C’est un espace de paix, lorsque les deux parties ont une communication intensive. Faites de cette question un apprentissage, pour se discipliner, pour qu’il soit meilleur à l’avenir », a-t-il déclaré.

« Quoi qu’il en soit, l’action après le jour, il doit y avoir une limite, parce qu’il existe une loi qui réglemente. Pour les victimes, j’espère que plus tard le jour, pourront travailler mieux », a-t-il espéré.

bogor, chef de la police du nord, l’AKP Enjo Sutarjo, a salué la paix entre les journalistes et les signalés.

ronyme. « Oui, l’affaire est en cours de traitement. La victime a signalé, le rapport (liqué) à la détention présumée. Si la persécution n’existe pas, il n’y a pas (le rapport) de persécution », a déclaré l’AKP Enjo.

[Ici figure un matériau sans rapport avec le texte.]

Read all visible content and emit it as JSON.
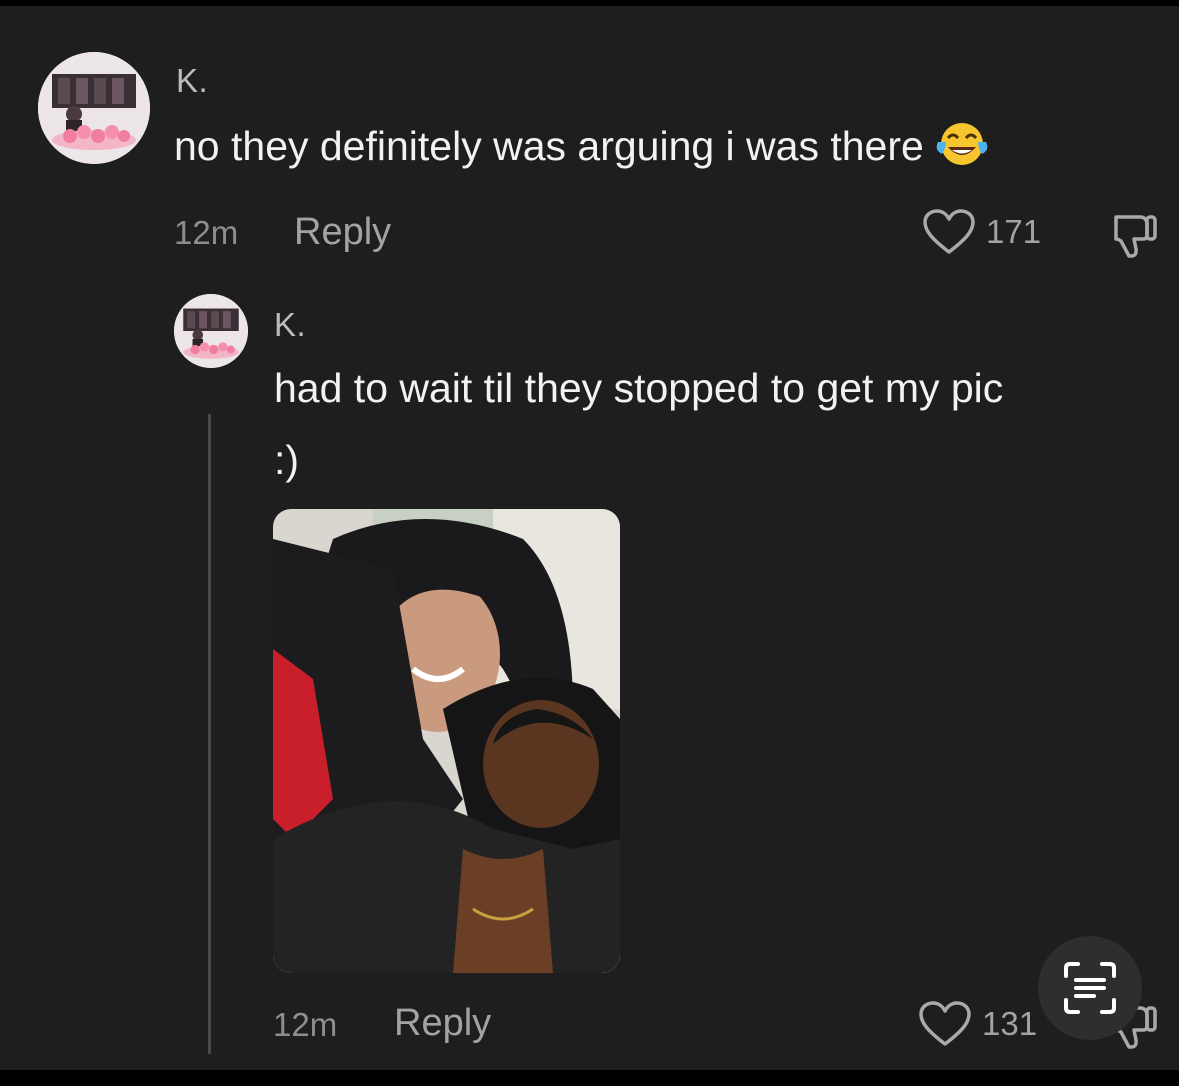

, qui était présent et cherchait la paix au poste de police de Bogor Nord, a affirmé avoir reçu les résultats obtenus par son avocat.

« Oui, mon ami et moi avons été condamnés à un saut d’échappement de 300 fois et j’ai été en garde pendant deux jours par l’administrateur de la fondation. Maintenant, nous avons accepté de nous réconcilier », a-t-il déclaré.

Dans cette affaire, la police a interrogé plus de huit personnes en tant que témoins, dont Ny Ana, la directrice de la fondation.

photo, les avocats de la partie signalée et le lanceur d’alerte et le gestionnaire de la fondation lors de la fourniture d’informations aux journalistes.